Lawyer from Tajikistan

Saidnuriddin Shamsiddinov is a lawyer from Tajikistan. In 2020, Shamsiddinov criticized several prosecutors and judges from the Vakhsh District for allegedly participating in illegal activities. He was subsequently arrested by the Tajik authorities. He was sentenced to 8.5 years in prison on many charges at the end of 2020. An additional eight months were added on in November 2021, on the charge of collaboration with a banned political group called Group 24. Both his lawyer and the group denied any connection.

==Career==

Until 2017, Shamsiddinov was employed as a bailiff, working in the Khatlon Region. He quit after becoming frustrated with being asked for bribes and started working for a human rights organization.

==Arrest and charges==

Shamsiddinov made critical posts alleging illegal activities of government officials. These included Facebook posts alleging corruption from officials and a video that was posted on the YouTube channel of the opposition group National Alliance of Tajikistan.

In December 2020, Shamsiddinov was found guilty of fraud, illegal land sales and spreading false information. The charges also included evasion of child support, despite the fact that all child support payments have been paid, "on time and to the satisfaction of ... [his] ex-wife." The trial evidence also included a confession that Shamsiddinov gave after having undergone torture. Shamsiddinov and his family claimed the charges were "politically motivated". Charging troublesome members of civil society with multiple crimes is a common form of political repression in Tajikistan.
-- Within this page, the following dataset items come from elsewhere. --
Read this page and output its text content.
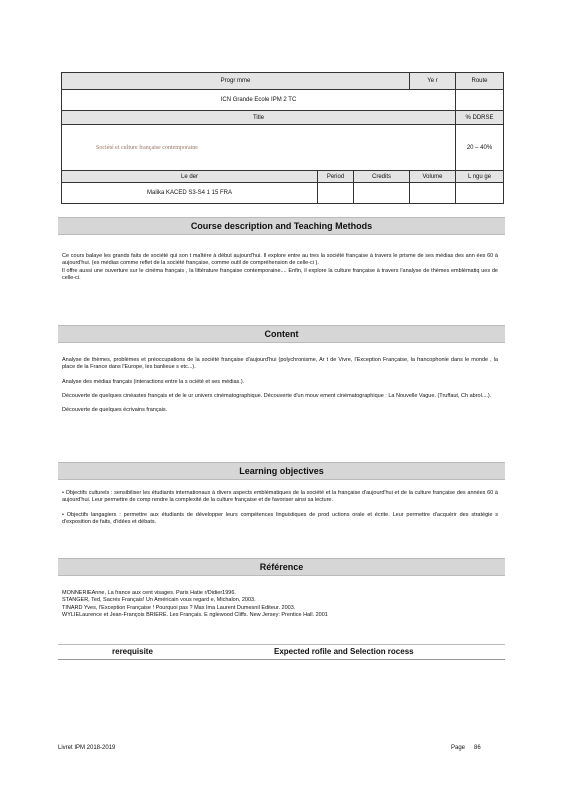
Progr mme			Ye r	Route
ICN Grande Ecole IPM 2 TC				
Title				% DDRSE
Société et culture française contemporaine				20 – 40%
Le der	Period	Credits	Volume	L ngu ge
Malika KACED S3-S4 1 15 FRA				
Course description and Teaching Methods

Ce cours balaye les grands faits de société qui son t maîtère à début aujourd'hui. Il explore entre au tres la société française à travers le prisme de ses médias des ann ées 60 à aujourd'hui. (es médias comme reflet de la société française, comme outil de compréhension de celle-ci ).

Il offre aussi une ouverture sur le cinéma français , la littérature française contemporaine.... Enfin, il explore la culture française à travers l'analyse de thèmes emblématiq ues de celle-ci.

Content

Analyse de thèmes, problèmes et préoccupations de la société française d'aujourd'hui (polychronisme, Ar t de Vivre, l'Exception Française, la francophonie dans le monde , la place de la France dans l'Europe, les banlieue s etc...).

Analyse des médias français (interactions entre la s ociété et ses médias.).

Découverte de quelques cinéastes français et de le ur univers cinématographique. Découverte d'un mouv ement cinématographique : La Nouvelle Vague. (Truffaut, Ch abrol....).

Découverte de quelques écrivains français.

Learning objectives

• Objectifs culturels : sensibiliser les étudiants internationaux à divers aspects emblématiques de la société et la française d'aujourd'hui et de la culture française des années 60 à aujourd'hui. Leur permettre de comp rendre la complexité de la culture française et de favoriser ainsi sa lecture.

• Objectifs langagiers : permettre aux étudiants de développer leurs compétences linguistiques de prod uctions orale et écrite. Leur permettre d'acquérir des stratégie s d'exposition de faits, d'idées et débats.

Référence

MONNERIEAnne, La france aux cent visages. Paris Hatie r/Didier1996.

STANGER, Ted, Sacrés Français! Un Américain vous regard e, Michalon, 2003.

TINARD Yves, l'Exception Française ! Pourquoi pas ? Max Ima Laurent Dumesnil Editeur. 2003.

WYLIELaurence et Jean-François BRIERE. Les Français. E nglewood Cliffs. New Jersey: Prentice Hall. 2001

rerequisite	Expected rofile and Selection rocess
Livret IPM 2018-2019	Page 86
In November 2021, prosecutors further charged Shamsiddinov with having links to Group 24, a banned political organization in Tajikistan. The charges carried a maximum sentence of 10 years; however, he was only sentenced to eight more months.

==International response==

The International Partnership for Human Rights included Shamsiddinov in an op-ed they wrote for Eurasia Review on freedom of the press in Tajikistan. They also included him in a report on Tajikistan for Civicus. The nonprofit group Freedom Now and the law firm Proskauer Rose filed a petition on Shamsiddinov's case for the UN Working Group on Arbitrary Detention.